Beim Reinkommen ist das Erste was auffällt der würzige Geruch. Der Duft von Kräutern und Weihrauch hängt in der Luft und vermittelt ein angenehmes Gefühl. Der Raum ist in ein angenehmes Halbdunkel getaucht und am Boden sitzen zwei Frauen auf Schafffellen und unterhalten sich. Die Jüngere von beiden erzählt, während die Ältere öfter dazu nickt und manchmal, anscheinend geistig abwesend, in die Luft über den Kopf der anderen starrt.
Ist dort nicht ein Flimmern in der Luft? Lichtreflexe.
Die jüngere Frau hat ihre Erzählung beendet und die andere nimmt ihre Hände, drückt sie sanft und bedeutet ihr dann sich hinzulegen. Dann steht sie auf, nimmt das Gefäß, aus dem die ganze Zeit gleichmäßig würziger Rauch aufgestiegen ist, eine Rassel und beginnt mit Summen die am Boden Liegende zu umkreisen.

Immer wieder stößt sie dabei unartikulierte, raue Schreie aus. Und jedes Mal, wenn sie das macht, wird dabei die Rassel geschwungen in kreisenden, fast schon lockenden Bewegungen.

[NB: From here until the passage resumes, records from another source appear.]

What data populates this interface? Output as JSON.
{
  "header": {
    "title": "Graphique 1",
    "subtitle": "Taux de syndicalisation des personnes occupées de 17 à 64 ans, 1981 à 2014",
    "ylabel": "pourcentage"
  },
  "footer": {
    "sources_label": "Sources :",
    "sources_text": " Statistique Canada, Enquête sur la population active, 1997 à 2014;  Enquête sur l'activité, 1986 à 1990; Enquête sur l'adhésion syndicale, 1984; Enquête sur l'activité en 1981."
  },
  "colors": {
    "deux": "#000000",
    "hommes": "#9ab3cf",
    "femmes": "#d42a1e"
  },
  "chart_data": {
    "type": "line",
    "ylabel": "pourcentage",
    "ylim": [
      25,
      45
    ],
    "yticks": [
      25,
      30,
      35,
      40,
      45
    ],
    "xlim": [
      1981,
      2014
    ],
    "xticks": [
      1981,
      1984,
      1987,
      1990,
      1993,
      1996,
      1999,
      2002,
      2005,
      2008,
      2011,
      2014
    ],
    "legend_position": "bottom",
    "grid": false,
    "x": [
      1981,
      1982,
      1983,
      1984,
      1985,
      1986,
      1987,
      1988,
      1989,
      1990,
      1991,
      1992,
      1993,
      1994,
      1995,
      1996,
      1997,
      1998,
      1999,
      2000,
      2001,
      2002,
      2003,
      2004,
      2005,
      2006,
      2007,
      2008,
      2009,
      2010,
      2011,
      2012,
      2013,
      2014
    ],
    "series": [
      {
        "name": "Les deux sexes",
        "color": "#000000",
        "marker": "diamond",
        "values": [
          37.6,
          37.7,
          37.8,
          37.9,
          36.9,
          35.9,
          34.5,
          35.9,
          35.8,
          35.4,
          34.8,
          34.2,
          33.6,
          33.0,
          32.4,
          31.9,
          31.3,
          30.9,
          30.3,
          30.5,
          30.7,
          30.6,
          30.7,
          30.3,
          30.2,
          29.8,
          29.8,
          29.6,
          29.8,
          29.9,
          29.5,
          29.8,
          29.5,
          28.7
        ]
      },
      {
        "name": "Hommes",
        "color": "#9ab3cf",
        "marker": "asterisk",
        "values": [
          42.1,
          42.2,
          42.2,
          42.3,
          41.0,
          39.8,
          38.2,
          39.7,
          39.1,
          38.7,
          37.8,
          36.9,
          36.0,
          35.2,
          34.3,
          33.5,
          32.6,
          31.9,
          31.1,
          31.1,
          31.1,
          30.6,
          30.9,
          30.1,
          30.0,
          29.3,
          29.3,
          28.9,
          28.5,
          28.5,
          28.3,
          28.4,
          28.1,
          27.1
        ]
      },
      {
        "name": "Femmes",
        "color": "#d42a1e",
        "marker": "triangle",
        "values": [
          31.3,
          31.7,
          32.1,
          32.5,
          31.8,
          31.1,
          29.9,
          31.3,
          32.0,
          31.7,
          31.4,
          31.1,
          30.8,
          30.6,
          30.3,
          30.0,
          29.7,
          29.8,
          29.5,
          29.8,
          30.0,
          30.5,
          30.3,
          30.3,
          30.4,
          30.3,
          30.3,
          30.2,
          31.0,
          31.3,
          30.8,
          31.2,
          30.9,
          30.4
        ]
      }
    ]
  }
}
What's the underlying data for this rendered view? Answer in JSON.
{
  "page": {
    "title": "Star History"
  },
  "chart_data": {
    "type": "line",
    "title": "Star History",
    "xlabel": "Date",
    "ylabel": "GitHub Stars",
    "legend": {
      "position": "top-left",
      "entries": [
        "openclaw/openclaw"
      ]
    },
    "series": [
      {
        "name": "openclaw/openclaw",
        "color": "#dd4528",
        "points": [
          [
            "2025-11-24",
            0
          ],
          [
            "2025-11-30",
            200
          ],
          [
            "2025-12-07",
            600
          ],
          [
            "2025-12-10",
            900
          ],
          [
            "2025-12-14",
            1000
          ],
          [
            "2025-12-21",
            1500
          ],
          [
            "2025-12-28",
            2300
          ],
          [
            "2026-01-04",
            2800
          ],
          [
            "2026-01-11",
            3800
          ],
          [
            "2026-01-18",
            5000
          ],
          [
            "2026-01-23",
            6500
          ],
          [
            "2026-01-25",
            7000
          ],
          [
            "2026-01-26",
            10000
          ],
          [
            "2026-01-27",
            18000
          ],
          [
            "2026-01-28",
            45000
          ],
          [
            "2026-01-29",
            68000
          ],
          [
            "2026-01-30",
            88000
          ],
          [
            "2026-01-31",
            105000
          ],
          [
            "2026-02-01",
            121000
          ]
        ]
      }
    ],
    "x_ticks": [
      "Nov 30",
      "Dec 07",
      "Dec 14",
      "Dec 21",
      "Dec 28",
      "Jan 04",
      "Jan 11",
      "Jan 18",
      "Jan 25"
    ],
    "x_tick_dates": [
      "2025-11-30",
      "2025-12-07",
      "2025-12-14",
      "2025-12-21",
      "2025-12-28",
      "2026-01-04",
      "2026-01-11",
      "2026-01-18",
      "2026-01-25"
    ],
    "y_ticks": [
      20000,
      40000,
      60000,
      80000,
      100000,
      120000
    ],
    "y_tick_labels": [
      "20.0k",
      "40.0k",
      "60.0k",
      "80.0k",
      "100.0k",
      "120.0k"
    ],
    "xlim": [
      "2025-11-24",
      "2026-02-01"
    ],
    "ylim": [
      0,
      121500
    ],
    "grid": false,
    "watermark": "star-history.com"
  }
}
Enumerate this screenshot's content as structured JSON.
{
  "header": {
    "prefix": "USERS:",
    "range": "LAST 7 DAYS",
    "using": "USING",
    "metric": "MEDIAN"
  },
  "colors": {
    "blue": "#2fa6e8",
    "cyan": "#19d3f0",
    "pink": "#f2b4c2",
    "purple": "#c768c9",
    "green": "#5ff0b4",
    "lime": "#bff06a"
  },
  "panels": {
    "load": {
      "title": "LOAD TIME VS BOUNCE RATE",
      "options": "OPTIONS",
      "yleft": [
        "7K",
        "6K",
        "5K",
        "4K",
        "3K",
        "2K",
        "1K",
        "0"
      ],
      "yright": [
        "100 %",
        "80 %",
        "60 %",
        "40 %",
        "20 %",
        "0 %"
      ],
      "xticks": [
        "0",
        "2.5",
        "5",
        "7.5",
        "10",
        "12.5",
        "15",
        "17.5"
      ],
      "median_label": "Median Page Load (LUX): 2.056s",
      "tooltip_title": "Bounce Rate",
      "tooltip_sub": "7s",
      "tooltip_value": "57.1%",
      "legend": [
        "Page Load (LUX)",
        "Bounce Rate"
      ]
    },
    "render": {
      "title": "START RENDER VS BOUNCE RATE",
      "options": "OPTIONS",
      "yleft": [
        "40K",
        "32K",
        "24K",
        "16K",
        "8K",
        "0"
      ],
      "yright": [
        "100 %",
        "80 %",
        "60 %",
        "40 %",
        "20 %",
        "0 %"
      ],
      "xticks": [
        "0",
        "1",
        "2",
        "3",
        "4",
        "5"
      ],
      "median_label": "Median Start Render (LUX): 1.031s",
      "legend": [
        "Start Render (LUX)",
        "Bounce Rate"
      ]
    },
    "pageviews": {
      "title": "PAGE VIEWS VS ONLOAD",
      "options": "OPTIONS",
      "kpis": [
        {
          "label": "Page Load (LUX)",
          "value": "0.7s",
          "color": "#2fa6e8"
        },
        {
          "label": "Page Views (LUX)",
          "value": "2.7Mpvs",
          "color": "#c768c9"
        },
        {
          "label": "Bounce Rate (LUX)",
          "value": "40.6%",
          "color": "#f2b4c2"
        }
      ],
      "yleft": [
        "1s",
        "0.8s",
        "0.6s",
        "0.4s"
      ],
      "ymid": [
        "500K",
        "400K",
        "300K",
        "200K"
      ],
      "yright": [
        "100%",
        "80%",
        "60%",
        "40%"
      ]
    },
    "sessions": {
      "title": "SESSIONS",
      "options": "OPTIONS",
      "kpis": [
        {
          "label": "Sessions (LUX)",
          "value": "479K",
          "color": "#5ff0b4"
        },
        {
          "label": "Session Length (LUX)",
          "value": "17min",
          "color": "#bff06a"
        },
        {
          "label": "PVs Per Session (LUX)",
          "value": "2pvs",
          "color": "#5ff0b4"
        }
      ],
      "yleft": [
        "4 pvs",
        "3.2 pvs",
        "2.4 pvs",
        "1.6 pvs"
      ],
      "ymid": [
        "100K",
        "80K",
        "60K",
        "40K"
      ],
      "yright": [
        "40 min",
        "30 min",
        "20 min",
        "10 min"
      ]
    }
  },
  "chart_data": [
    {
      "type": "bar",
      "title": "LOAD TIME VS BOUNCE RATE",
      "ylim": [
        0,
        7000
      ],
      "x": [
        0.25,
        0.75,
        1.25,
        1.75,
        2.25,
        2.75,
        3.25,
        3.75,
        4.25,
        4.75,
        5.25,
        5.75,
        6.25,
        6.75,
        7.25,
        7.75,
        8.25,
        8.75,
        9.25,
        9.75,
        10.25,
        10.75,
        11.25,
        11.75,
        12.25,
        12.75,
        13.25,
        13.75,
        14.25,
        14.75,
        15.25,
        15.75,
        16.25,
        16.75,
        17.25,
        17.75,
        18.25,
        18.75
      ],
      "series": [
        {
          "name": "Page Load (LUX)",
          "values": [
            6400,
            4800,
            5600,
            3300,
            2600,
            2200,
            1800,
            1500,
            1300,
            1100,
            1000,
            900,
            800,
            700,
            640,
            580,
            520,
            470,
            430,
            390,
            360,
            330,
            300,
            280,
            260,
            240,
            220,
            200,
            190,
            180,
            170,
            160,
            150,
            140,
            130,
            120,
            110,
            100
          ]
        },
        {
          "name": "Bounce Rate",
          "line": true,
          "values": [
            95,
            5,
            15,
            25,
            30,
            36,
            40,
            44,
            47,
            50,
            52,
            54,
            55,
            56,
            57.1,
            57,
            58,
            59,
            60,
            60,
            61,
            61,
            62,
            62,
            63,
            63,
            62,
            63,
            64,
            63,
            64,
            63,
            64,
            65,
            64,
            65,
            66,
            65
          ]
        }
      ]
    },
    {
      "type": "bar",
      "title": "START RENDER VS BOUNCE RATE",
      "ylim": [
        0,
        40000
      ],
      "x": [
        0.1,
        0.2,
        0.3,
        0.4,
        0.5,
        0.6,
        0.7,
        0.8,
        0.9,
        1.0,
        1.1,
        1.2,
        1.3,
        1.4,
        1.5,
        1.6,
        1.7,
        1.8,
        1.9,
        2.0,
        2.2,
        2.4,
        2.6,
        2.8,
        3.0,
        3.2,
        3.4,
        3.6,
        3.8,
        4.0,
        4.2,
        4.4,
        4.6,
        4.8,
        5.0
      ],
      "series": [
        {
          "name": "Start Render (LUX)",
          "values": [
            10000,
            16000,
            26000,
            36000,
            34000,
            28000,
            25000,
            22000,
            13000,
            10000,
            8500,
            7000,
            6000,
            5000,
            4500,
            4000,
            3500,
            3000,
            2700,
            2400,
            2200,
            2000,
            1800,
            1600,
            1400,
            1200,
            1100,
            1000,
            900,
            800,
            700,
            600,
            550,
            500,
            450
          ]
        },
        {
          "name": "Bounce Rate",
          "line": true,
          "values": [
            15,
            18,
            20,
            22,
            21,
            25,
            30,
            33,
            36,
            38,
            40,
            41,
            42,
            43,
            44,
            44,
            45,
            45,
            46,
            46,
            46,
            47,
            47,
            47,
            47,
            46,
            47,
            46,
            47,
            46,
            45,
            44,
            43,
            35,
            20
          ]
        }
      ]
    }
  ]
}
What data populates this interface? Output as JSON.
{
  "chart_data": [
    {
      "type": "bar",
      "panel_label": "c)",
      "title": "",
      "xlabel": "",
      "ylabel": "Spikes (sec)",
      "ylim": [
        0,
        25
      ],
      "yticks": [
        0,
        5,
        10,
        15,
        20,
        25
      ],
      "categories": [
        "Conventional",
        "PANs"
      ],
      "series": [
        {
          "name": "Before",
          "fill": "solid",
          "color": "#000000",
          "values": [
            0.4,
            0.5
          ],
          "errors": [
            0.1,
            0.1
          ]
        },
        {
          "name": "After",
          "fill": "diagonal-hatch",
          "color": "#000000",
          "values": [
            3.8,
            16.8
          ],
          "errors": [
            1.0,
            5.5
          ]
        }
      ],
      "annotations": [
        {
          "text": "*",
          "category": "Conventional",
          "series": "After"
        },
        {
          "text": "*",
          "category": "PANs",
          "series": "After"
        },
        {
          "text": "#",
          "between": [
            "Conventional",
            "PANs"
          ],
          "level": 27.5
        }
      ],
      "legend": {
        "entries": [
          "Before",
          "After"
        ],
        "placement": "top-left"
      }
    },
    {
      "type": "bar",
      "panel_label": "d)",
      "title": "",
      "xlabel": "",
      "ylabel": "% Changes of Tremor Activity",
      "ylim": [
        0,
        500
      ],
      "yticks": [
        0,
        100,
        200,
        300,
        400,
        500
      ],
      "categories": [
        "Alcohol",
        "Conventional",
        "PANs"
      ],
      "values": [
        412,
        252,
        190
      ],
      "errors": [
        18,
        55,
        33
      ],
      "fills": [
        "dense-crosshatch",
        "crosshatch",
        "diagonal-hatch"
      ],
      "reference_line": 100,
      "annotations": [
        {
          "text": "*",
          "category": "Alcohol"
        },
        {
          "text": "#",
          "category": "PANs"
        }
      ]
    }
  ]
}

Und jedes Mal, wenn sie das macht, dann scheint der Rauch, der aus dem Gefäß steigt, zu beginnen in sich zu drehen, Formen anzunehmen...
Dann wird das Räuchergefäß auf die Seite gestellt.
Nach mehrmaligen Umkreisungen wird die Rassel über dem Körper am Boden gezogen. Vom Kopf zu den Füßen, von den Füßen zum Kopf. Manchmal verharrend an verschiedenen Körperstellen, scheint sich dann auch immer das Rasseln zu verändern. Die Frau am Boden hat die Augen geschlossen, scheint fast schon zu schlafen, so entspannt liegt sie da.
Nun werden links und rechts von ihr, unten bei den Füßen und am Kopfende kleine Tüten, gefüllt mit Tabak, hingelegt. Dabei steigern sich die Laute, die die ältere Frau von sich gibt - werden zu tiefen brummenden Tönen, dazwischen glockenhelle Klänge und spitze Schreie.
Sie verharrt am Fußende der Ruhenden, geht auf die Knie und beginnt auf einmal lockende Geräusche von sich zu geben, während sie die Rassel immer wieder über den Füßen vor ihr kreisen lässt und dann Richtung Tabaktüte zieht.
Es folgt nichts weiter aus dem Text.